Mesuliyetsiz bir özgürlük mensubiyetsiz bir insanlıktır. Z kuşağını da anlamak
noktasında bu beklentiyi yahut olması gereken bu hale dair ne durumdayız iyi
düşünmek gerekiyor. Hür irade olmayan yerde ahlak olmaz. Bu bakımdan da
özgürlük talebinin bir ahlak talebi olacağına dair mefhumun bu güç odaklı
mızmızlanmalardan farklı olacağı da aşikârdır. Aliya’nın dediği bir şeyi
hatırlamakta fayda var: Zayıf adam, özgürlük ve
sorumluluktan kaçar…
Özgürlük talebini bir ahlak ve töre beklentisi olarak
düşünmek kavramın mefhumunda fert ve toplum bazında faydaya yol açmak
olacaktır. Zira siyasi maksatlı ve iç güdüsel bazı talepler bu çağrıyı aslında
tam da gücün istediği manada yoksul, yoksun ve yoz kılıyor. İlke, ölçü, kural
ve sınır talebi yahut bunlardan inhiraf ikazı manasında bakıldığında dünyalılar
açısından pek de alışık olmadıkları bir mananın tezahür edeceği aşikârdır.
Samimi olmak esastır. Özgürlük talebini olmasın da bize kalsıncı bir kurnazlık
ve kabalıkla kullanmak en çok muhatap olunan o kuralsız güce yarayacaktır.
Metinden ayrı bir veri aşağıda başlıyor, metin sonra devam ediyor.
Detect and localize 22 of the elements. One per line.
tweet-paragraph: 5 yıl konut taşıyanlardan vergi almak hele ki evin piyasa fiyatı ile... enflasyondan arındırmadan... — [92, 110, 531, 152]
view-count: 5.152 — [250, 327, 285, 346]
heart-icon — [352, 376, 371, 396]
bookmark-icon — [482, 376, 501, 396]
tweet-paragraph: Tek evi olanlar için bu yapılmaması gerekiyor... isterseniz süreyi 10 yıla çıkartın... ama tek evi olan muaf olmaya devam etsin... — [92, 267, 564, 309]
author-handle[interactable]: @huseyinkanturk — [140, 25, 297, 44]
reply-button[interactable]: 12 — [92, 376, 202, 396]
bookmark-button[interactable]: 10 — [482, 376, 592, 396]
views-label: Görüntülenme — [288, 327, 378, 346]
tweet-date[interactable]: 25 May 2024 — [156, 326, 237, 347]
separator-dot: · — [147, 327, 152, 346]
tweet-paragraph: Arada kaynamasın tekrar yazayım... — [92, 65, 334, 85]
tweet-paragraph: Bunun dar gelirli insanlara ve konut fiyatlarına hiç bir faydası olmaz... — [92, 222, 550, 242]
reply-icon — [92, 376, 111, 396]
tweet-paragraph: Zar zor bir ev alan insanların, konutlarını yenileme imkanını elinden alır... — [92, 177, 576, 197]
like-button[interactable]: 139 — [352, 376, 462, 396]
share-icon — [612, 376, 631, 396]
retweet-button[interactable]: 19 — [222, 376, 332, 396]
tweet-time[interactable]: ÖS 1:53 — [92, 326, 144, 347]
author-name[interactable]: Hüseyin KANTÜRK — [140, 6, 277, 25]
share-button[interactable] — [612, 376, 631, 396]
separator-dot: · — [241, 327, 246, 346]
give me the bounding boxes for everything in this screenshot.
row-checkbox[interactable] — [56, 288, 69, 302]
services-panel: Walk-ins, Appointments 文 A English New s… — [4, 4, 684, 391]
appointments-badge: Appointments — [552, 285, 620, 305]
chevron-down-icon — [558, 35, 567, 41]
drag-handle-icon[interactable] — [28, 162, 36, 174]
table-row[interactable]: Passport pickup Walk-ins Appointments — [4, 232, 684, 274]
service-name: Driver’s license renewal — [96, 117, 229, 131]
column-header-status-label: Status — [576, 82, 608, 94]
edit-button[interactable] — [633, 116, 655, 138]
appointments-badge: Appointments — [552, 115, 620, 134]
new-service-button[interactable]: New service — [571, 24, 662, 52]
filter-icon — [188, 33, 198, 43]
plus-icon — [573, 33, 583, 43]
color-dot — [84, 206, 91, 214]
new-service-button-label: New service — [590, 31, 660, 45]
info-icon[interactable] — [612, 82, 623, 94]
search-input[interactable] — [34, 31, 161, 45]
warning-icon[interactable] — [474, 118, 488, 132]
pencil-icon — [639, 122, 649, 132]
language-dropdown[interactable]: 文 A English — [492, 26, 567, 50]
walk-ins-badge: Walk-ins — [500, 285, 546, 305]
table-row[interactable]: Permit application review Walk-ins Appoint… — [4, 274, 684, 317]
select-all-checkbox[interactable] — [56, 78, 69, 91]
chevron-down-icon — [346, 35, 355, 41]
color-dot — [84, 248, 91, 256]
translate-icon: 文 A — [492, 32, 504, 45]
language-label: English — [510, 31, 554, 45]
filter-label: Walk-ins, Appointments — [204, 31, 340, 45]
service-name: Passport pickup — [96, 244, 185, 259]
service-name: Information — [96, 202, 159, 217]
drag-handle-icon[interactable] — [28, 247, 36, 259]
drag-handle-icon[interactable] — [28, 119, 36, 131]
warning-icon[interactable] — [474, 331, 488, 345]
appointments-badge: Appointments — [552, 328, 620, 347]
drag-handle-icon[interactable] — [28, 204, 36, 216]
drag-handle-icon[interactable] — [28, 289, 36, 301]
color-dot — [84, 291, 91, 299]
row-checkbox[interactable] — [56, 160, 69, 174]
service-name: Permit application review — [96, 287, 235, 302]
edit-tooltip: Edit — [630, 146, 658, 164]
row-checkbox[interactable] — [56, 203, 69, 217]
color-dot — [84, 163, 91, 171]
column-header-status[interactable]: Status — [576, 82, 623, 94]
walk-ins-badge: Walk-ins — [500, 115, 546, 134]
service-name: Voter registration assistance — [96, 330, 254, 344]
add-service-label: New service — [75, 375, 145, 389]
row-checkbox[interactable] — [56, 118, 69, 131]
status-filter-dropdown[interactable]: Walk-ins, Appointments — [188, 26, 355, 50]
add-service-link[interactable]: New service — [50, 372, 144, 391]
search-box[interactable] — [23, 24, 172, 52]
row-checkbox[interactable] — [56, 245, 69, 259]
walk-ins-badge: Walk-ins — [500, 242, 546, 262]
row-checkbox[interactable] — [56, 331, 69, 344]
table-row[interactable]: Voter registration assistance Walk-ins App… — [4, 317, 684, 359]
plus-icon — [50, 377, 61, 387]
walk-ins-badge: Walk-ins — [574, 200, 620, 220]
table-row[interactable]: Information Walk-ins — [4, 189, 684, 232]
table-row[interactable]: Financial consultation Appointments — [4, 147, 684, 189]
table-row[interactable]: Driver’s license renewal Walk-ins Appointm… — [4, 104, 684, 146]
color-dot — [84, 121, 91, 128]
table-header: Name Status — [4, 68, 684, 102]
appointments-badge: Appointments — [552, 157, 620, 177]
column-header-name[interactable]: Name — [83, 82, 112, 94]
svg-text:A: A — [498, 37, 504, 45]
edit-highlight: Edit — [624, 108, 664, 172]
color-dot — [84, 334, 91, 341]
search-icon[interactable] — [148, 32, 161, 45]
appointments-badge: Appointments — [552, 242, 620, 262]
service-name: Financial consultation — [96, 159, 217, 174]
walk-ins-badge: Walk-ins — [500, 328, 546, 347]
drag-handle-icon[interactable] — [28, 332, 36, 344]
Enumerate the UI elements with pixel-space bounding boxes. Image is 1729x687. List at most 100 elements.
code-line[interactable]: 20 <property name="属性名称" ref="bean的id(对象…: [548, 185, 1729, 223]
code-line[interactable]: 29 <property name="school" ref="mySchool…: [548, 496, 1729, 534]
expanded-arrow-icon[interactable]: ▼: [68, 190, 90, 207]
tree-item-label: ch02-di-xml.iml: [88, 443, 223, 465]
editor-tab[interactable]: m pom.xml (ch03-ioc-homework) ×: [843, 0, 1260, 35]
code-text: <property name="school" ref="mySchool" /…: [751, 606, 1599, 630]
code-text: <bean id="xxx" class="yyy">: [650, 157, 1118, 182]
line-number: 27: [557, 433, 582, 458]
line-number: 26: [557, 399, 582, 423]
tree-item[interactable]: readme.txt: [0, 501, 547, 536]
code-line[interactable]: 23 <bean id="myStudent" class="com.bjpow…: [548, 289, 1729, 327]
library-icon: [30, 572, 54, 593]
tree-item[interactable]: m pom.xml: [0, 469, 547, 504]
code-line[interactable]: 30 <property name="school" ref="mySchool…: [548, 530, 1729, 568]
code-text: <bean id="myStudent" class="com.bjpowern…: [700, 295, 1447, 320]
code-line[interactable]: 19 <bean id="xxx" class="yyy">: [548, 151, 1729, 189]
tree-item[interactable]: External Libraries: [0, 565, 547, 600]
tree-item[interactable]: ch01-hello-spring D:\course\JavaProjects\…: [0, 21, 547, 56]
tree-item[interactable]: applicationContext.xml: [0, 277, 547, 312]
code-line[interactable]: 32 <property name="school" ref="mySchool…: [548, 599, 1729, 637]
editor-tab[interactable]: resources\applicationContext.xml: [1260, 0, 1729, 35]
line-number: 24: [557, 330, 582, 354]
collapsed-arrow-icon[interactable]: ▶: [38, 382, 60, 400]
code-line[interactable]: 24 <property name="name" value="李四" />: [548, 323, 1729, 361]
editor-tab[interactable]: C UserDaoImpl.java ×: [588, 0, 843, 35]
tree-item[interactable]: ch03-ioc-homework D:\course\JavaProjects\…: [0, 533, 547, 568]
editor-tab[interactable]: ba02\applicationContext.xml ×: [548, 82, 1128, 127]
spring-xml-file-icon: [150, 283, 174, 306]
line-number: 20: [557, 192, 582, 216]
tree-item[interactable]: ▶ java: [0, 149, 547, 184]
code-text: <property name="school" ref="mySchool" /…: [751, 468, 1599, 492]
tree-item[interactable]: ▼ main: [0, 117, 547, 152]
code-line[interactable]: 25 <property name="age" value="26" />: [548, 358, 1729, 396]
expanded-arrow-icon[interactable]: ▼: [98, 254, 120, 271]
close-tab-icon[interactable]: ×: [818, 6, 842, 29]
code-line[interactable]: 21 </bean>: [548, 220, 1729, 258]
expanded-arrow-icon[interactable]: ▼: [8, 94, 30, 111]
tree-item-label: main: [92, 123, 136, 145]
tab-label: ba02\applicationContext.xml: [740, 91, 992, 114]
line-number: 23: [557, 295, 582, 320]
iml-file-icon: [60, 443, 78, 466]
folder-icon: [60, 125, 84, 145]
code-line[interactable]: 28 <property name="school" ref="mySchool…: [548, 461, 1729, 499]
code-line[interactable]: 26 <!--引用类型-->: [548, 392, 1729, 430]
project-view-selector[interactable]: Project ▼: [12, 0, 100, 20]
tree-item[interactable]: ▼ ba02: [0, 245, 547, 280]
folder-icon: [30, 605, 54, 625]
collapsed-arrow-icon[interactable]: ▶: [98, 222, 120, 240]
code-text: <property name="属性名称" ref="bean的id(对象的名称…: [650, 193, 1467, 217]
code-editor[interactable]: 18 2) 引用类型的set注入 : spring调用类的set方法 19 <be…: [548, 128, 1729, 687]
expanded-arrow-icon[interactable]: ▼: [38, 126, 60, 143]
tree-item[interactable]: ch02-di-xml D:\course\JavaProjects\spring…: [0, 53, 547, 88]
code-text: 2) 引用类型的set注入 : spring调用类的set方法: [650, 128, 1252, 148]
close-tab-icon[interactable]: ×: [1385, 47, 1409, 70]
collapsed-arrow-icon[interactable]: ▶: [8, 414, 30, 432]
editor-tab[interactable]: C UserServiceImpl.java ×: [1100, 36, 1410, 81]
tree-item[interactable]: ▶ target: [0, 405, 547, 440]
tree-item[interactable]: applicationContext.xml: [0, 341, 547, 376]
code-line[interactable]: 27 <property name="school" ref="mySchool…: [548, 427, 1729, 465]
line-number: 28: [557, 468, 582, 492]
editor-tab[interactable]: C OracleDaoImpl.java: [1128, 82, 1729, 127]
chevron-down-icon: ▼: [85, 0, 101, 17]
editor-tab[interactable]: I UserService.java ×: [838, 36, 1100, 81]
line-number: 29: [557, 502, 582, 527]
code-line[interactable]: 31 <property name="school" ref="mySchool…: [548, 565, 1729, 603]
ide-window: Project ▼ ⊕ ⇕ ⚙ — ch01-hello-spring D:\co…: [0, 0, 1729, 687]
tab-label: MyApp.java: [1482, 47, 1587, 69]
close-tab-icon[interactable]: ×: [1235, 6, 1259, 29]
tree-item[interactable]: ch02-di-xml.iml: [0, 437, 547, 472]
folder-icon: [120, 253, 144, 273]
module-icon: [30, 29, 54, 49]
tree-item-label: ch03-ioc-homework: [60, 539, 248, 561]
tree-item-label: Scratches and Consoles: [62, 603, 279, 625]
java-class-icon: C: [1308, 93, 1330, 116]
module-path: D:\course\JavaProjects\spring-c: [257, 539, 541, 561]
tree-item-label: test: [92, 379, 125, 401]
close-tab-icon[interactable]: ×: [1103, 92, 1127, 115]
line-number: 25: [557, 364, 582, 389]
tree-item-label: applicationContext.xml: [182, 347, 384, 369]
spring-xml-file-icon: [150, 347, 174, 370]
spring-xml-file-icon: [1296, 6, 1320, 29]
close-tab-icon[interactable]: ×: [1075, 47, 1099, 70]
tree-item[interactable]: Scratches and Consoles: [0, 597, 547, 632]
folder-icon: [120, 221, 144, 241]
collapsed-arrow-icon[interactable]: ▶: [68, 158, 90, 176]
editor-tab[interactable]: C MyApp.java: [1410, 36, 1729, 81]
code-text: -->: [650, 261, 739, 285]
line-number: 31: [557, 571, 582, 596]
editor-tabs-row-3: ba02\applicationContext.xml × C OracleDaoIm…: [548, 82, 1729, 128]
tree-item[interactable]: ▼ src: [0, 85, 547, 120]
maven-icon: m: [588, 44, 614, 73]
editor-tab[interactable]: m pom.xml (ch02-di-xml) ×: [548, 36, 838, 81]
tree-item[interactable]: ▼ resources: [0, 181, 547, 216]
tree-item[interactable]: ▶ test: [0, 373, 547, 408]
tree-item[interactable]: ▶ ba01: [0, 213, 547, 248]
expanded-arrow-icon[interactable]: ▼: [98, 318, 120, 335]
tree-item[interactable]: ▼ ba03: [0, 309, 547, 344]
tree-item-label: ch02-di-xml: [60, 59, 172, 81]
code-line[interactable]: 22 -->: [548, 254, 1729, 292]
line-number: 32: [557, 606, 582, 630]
Lakin ne yazık ki pratiğin bataklık zemininde hali hazırda olan da budur. Yeniçerilerin
şeriat isterük dedikleri halde de bir zaman sonra güce dayalı böyle bir
istismar yok muydu? Şeriat yani kanun, nizam o hay huy arasında berhava olmadı
mı? Yunus Emre’nin Müslümanlar zemâne yatlı oldu Helâl yenmez haram
kıymetli oldu. Okuyan Kur’an’a kulak tutulmaz Şeytanlar semirdi kuvvetli oldu
Harâm ile hamir tuttu cihânı Fesâd işler eden hürmetli oldu Kime kim Tanğrı’dan
haber verirsen Bakır bâşın salar huccetli oldu Şakird üstâd ile arbede kılar
Oğul ata ile izzetli oldu Fakirler miskinlikten çekti elin Gönüller yıkıban
heybetli oldu Peygamber yerine geçen hocalar Bu halkın başına zahmetli oldu
Tutulmaz oldu Peygamber hadîsi Halâyık cümle Hak’tan utlu oldu Yunus gel âşık
isen tövbe eyle Nasûh’a tövbe ucu kutlu oldu, ifadelerini taşıyan şiirinde bir
eleştiri ve ahlak yozlaşmasından çıkılıp özgürleşmek talebi yok mudur? Bu
bakımdan sınırsızlığa sınır koymak özgürleşmenin gerçek mefhumu oluyor. Özgür
iradesi olmayanın ahlakı da olmaz. Burada mahsus bir çerçeve ile özgürlüğü
tanımlamaktan ziyade özgür hareketin mahiyetini görmek ve anlamak bakımından
çelişik ve birliği bozucu bir halden çıkışı düşünmek zihni özgürleştirici
olacaktır.
Vesselam.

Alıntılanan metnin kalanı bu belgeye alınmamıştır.